«Nos plus anciennes démocraties remettent en cause des instruments internationaux qu’elles ont élaborés pour la protection de la personne humaine pendant près de 70 ans.» © AI
«Nos plus anciennes démocraties remettent en cause des instruments internationaux qu’elles ont élaborés pour la protection de la personne humaine pendant près de 70 ans.» © AI

MAGAZINE AMNESTY Opinion Droits humains: ère de révisionnisme ?

Par Nadia Boehlen - Article paru dans le magazine AMNESTY n° 87, Décembre 2016
Depuis l’adoption en 1948 de la Déclaration universelle des droits de l’homme, les États membres des Nations unies n’ont cessé d’améliorer les traités internationaux et les institutions qui protègent et promeuvent les droits humains. De plus en plus d’États ont intégré les Nations unies et ratifié ces instruments. Petit à petit, les droits humains ont progressé, en attestent par exemple le recul de la peine de mort, du recours à la torture ou la progression des droits des femmes.

De même, il ne se passe plus une violation grave de la personne humaine dans le monde, sans que la communauté internationale soit alertée. Même si, en attestent actuellement la Syrie, le Yémen ou le Darfour, son immobilisme est souvent désespérant. Même si, presque tous les États membres violent des droits humains, très souvent en ignorant éhontément des traités qu’ils ont ratifiés.

Cependant, une tendance plus grave se dessine, qui est celle de nombreux États à porter délibérément atteinte aux institutions, aux traités et aux lois créées pour protéger les droits humains. Des gouvernements cherchent désormais à faire passer la protection de ces droits pour une menace contre la sécurité ou les valeurs et la grandeur de la nation. Il ne s’agit pas seulement de dictatures sanglantes ou millénaires, et de pays empêtrés dans des conflits internes ou régionaux.

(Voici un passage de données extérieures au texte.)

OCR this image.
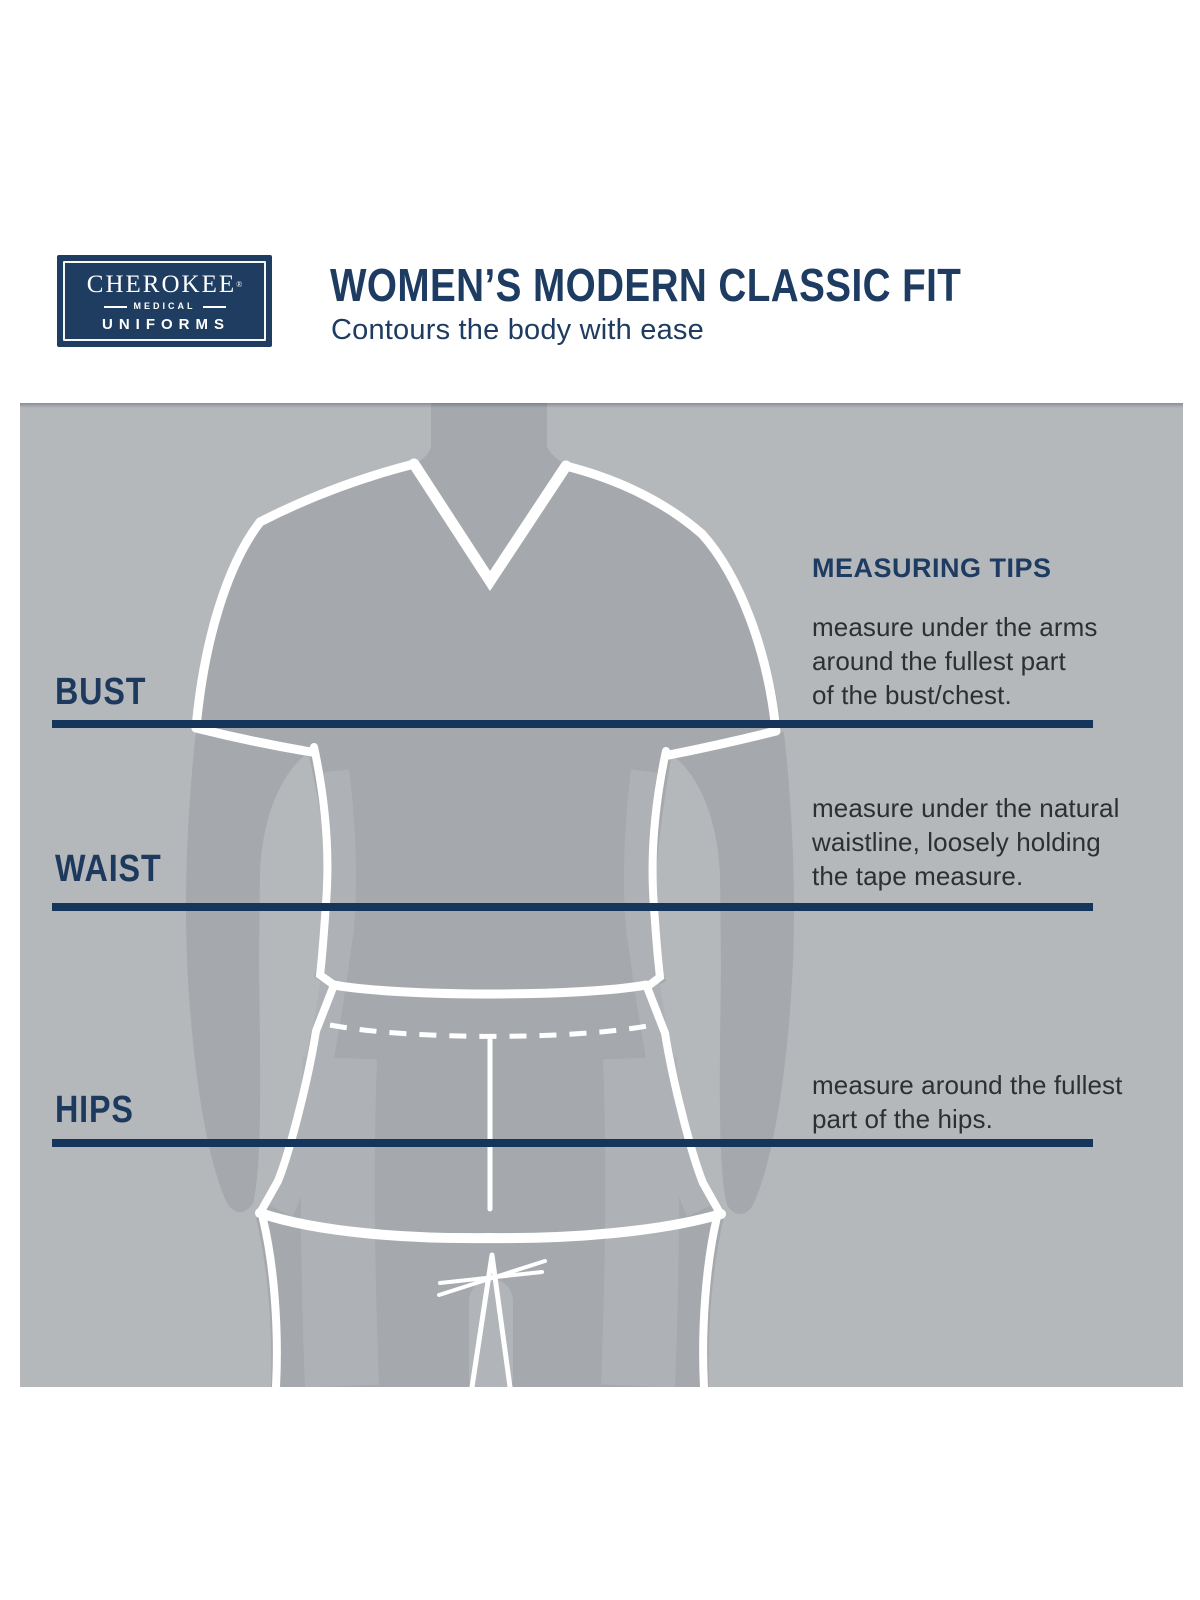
CHEROKEE®
MEDICAL
UNIFORMS
WOMEN’S MODERN CLASSIC FIT
Contours the body with ease
BUST
WAIST
HIPS
MEASURING TIPS
measure under the arms
around the fullest part
of the bust/chest.
measure under the natural
waistline, loosely holding
the tape measure.
measure around the fullest
part of the hips.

Il ne s’agit pas seulement de nations comme la Russie, qui esquisse un dangereux projet d’expansion et d’influence qu’on avait cru banni à jamais de notre continent, ni des États d’Europe de l’Est et du centre, en proie à de dangereuses dérives populistes.

Non, aujourd’hui, nos plus anciennes démocraties rognent sur les libertés individuelles au fondement de leur ordre public. Et l’élection de Donald Trump à la présidence des États-Unis risque encore d’accentuer cette tendance. L’adoption de mesures de surveillance de masse entre ainsi en conflit avec plusieurs droits fondamentaux inscrits dans leur constitution ou le droit international.

Ces mêmes démocraties remettent en cause des instruments internationaux qu’elles ont élaborés pour la protection de la personne humaine pendant près de 70 ans. La Cour européenne des droits de l’homme (CEDH) semble notamment de plus en plus fragilisée au sein de l’Union européenne. Londres a refusé de modifier sa législation sur l’interdiction générale du droit de vote des détenu·e·s condamné·e·s, jugée contraire à la Convention européenne des droits de l’homme par quatre arrêts de la Cour. Tandis que Nicolas Sarkozy souhaite une modification de l’article 8 de la Convention pour «pouvoir expulser tout étranger ou étrangère condamné·e à de la prison.»

La Suisse qui, parée de la légitimité d’un vote démocratique, vient de se doter d’une nouvelle loi sur le renseignement, n’échappe malheureusement pas à cette tendance. Pire, certains milieux helvétiques cherchent allègrement à extraire la Suisse du système international de protection des droits humains. En attestent des initiatives populaires comme «Le droit suisse au lieu de juges étrangers» pour ne mentionner que la plus récente, qui prévoit une prééminence du droit constitutionnel suisse sur le droit international. Or, en plus de s’attaquer aux formes spécifiques de protection des citoyen·ne·s suisses, ce type d’initiatives alimente un climat de révision des mécanismes internationaux de défense des droits humains. Il est donc fondamental de s’y opposer.